Beweis: die Bewohner dort, selbst die herausragenden Helden, sind geistige Wracks, die sich im Wesentlichen nur für die eigene Person interessieren, ihren Psychosen, Neurosen, Süchten, krankhaftem Hass und Phobien hemmungslos nachgeben und deren Motivation es ist, auf dem Weg in den unvermeidlichen Untergang noch ein wenig rücksichtslosen Hedonismus auszuleben.
Wie konnte es nur soweit kommen? Ganz einfach:
---Ab hier wieder ernsthaft---
Die Erschaffung läuft so: Rasse und Profession so wählen, dass möglichst viele Vor- und Nachteile schon vorgegeben sind und dann nich unter die 30GP/50GP-Regel fallen (man könnte meinen, alle Rollenspieler sind im wirklichen Leben Steuerberater). Dann auf Teufel komm raus Vorteile wählen. Bis zum Anschlag, immer.
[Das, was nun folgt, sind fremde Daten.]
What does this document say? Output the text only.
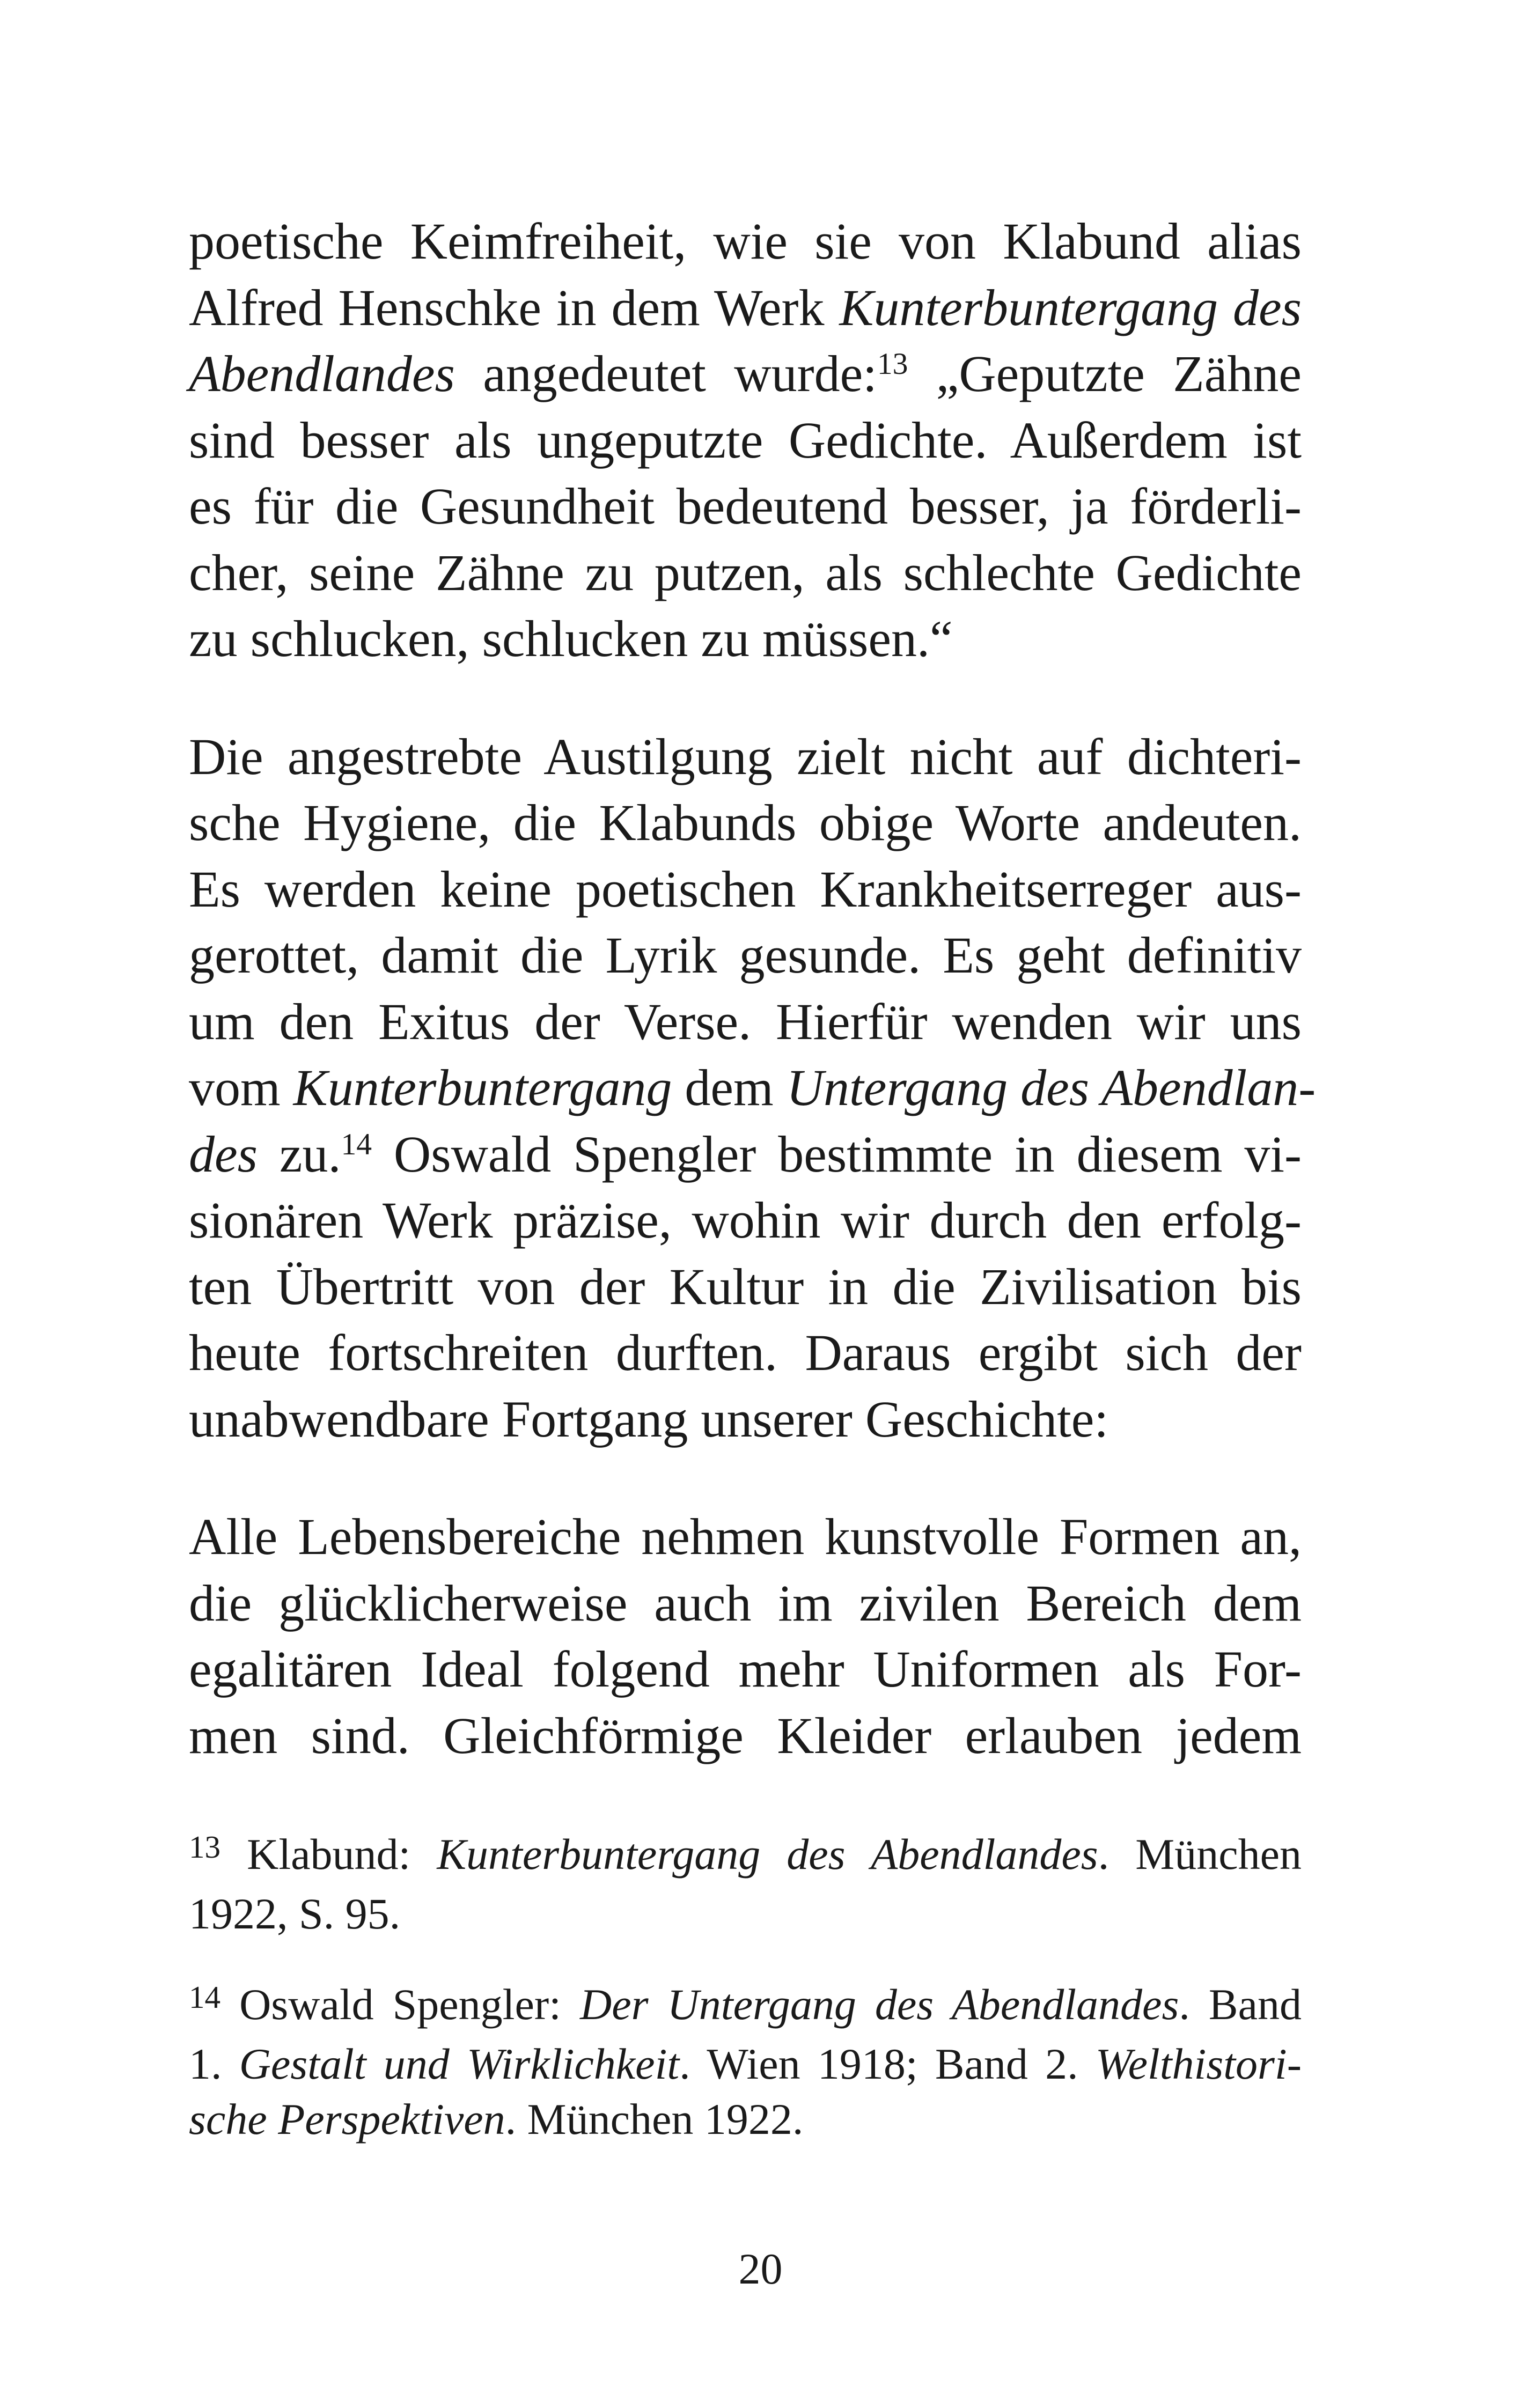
poetische Keimfreiheit, wie sie von Klabund alias
Alfred Henschke in dem Werk Kunterbuntergang des
Abendlandes angedeutet wurde:$^{13}$ „Geputzte Zähne
sind besser als ungeputzte Gedichte. Außerdem ist
es für die Gesundheit bedeutend besser, ja förderli-
cher, seine Zähne zu putzen, als schlechte Gedichte
zu schlucken, schlucken zu müssen.“
Die angestrebte Austilgung zielt nicht auf dichteri-
sche Hygiene, die Klabunds obige Worte andeuten.
Es werden keine poetischen Krankheitserreger aus-
gerottet, damit die Lyrik gesunde. Es geht definitiv
um den Exitus der Verse. Hierfür wenden wir uns
vom Kunterbuntergang dem Untergang des Abendlan-
des zu.$^{14}$ Oswald Spengler bestimmte in diesem vi-
sionären Werk präzise, wohin wir durch den erfolg-
ten Übertritt von der Kultur in die Zivilisation bis
heute fortschreiten durften. Daraus ergibt sich der
unabwendbare Fortgang unserer Geschichte:
Alle Lebensbereiche nehmen kunstvolle Formen an,
die glücklicherweise auch im zivilen Bereich dem
egalitären Ideal folgend mehr Uniformen als For-
men sind. Gleichförmige Kleider erlauben jedem
$^{13}$ Klabund: Kunterbuntergang des Abendlandes. München
1922, S. 95.
$^{14}$ Oswald Spengler: Der Untergang des Abendlandes. Band
1. Gestalt und Wirklichkeit. Wien 1918; Band 2. Welthistori-
sche Perspektiven. München 1922.
20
Die dann am liebsten durch schlechte Eigenschaften, Phobien, Süchte usw. ausgleichen. Dann unbedingt noch "Unfähigkeit für Alleswasichehnielernenwill" ausbauen. Nicht vergessen: Schon gleich zu Beginn Sonderfertigkeiten können. Talentspezialisierungen, Zauber aktivieren und dergleichen lassen sich dann fein anschließend unabhängig von den 110 GP machen. Überhaupt kann man sich drauf beschränken, 20 Zauber zu aktivieren, Schwerter auf 14 zu setzen und zu spezialisieren und den Rest später für je 3 AP kaufen. Wenn das alles nicht reicht, wozu gibt es Zweitprofessionen, Veteranen und dergleichen.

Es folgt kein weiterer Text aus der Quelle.